Saturday, February 07, 2004

Mood of what I can only describe as frenetic vulnerability starting to ease off slightly. Reading last night at Bluestockings, where I had always wanted to read! Thanks, Erica and Rachel, a thousand times.

I read first, off to a jerky start I felt, reading odd short poems and some of the brilliant poems of Talent Hizashi Yamasaki, then a bit of singing, then Whitman, then gender poems, then spam poems, then a little bit more singing as a finale. My edginess of the week translated into an extreme sensitivity to the audience -- a couple of people were looking at some quirky paintings above my head and I turned around wondering if there was something alive, maybe a flying insect, buzzing in back of me -- so jumpy, and I made a comment about it. I warmed up as I went on, I guess, and the audience seemed to come along with me. My edginess -- not so much caring what people think of me, as both Drew and Abby commented later, although there is that, to some degree -- feels chemical -- that stressy nutty feeling of fingernails running down your psyche. I need meds, I suppose, or at least some kind of sunny green field to lie down and stretch out in.

Catherine Daly, blondely feline in a black suit, read next, and was as calm and self-possessed as I was not. She writes lush "absconded love poems," taken from such sources as the "juicy parts of the Greek anthology," some Roman poets, and Venus in Furs(!!). She had us read along on the page of her brand-new Belladonna chapbook, Surplice. She stacks sort-of-synonymous words up vertically -- I assume that she is working with the tendency of the eye (in tandem with the brain) to take in words in "meaning-clusters"-- but when she read aloud we were able to follow her interpretive linear-in-time reading sequences.

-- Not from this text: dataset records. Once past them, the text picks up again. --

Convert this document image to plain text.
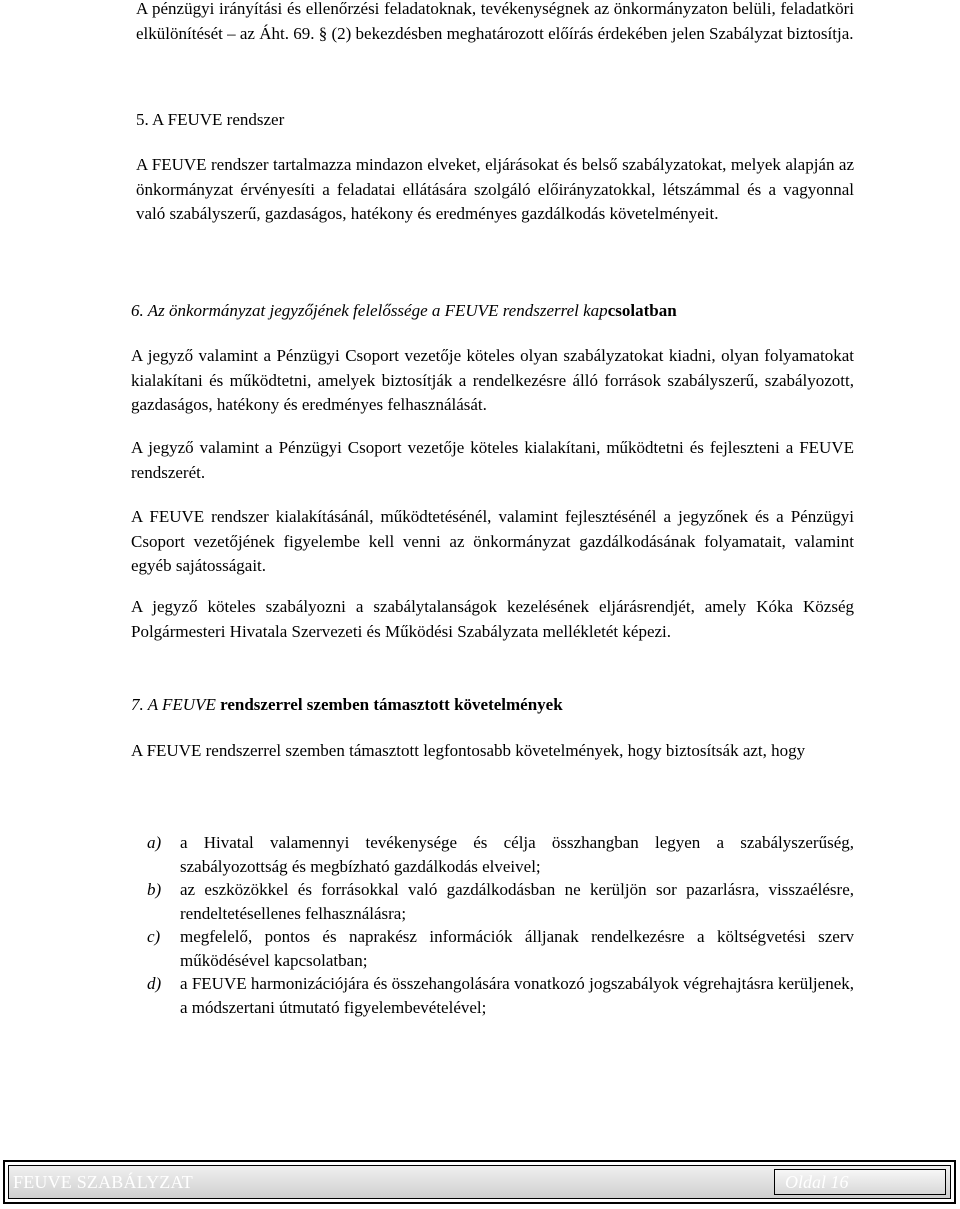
A pénzügyi irányítási és ellenőrzési feladatoknak, tevékenységnek az önkormányzaton belüli, feladatköri elkülönítését – az Áht. 69. § (2) bekezdésben meghatározott előírás érdekében jelen Szabályzat biztosítja.

5. A FEUVE rendszer

A FEUVE rendszer tartalmazza mindazon elveket, eljárásokat és belső szabályzatokat, melyek alapján az önkormányzat érvényesíti a feladatai ellátására szolgáló előirányzatokkal, létszámmal és a vagyonnal való szabályszerű, gazdaságos, hatékony és eredményes gazdálkodás követelményeit.

6. Az önkormányzat jegyzőjének felelőssége a FEUVE rendszerrel kapcsolatban

A jegyző valamint a Pénzügyi Csoport vezetője köteles olyan szabályzatokat kiadni, olyan folyamatokat kialakítani és működtetni, amelyek biztosítják a rendelkezésre álló források szabályszerű, szabályozott, gazdaságos, hatékony és eredményes felhasználását.

A jegyző valamint a Pénzügyi Csoport vezetője köteles kialakítani, működtetni és fejleszteni a FEUVE rendszerét.

A FEUVE rendszer kialakításánál, működtetésénél, valamint fejlesztésénél a jegyzőnek és a Pénzügyi Csoport vezetőjének figyelembe kell venni az önkormányzat gazdálkodásának folyamatait, valamint egyéb sajátosságait.

A jegyző köteles szabályozni a szabálytalanságok kezelésének eljárásrendjét, amely Kóka Község Polgármesteri Hivatala Szervezeti és Működési Szabályzata mellékletét képezi.

7. A FEUVE rendszerrel szemben támasztott követelmények

A FEUVE rendszerrel szemben támasztott legfontosabb követelmények, hogy biztosítsák azt, hogy

a) a Hivatal valamennyi tevékenysége és célja összhangban legyen a szabályszerűség, szabályozottság és megbízható gazdálkodás elveivel;
b) az eszközökkel és forrásokkal való gazdálkodásban ne kerüljön sor pazarlásra, visszaélésre, rendeltetésellenes felhasználásra;
c) megfelelő, pontos és naprakész információk álljanak rendelkezésre a költségvetési szerv működésével kapcsolatban;
d) a FEUVE harmonizációjára és összehangolására vonatkozó jogszabályok végrehajtásra kerüljenek, a módszertani útmutató figyelembevételével;
FEUVE SZABÁLYZAT	Oldal 16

Caroline Bergvall (in matching rust-colored jacket and weskit), who looks a little like a cross between Jean Sebourg and James Dean, read last, three very different pieces, one full of mumbles and stutters, hiccups and word-frags -- totally musical (as well as macaronic -- sections of it were in French), moving from theme to theme: "face" and "animals" being the two I remember. It reminded me of hearing old vinyl records, scratchy and looped -- I almost thought at moments I could hear a needle being picked up and put down again. Second piece a Pongeian meditation on "figs" -- written as part of an installation. Her third piece (which is included in her new Belladonna chapbook, GONG)was a sort of a listlike, stichomythic poem almost all of whose lines included a person, most of whom had a name, performing some kind of action. Some random examples of lines:

Alicia wants to pull me up into her bed.
Cherry wears a tartan at the opening.
Judith Butler and the spectacles of hate speech.
The girl laughing ejaculates in my hand.
My niece's feet are soft and clear.

This poem was so beautiful, with its intertwining of people from the poets' personal and intellectual lives (which created a kind of formal equivalence) and its inclusion of moments importantly juicy ("The boy on the carpet with the smooth chest and his cock in the evening air.") and juicily important ("The first global march, 15 Feb. 2003.").

Afterwards, a good time was had by many across the street at a bar/restaurant called "Dish." I remember eating a particularly extraordinary fried prawn.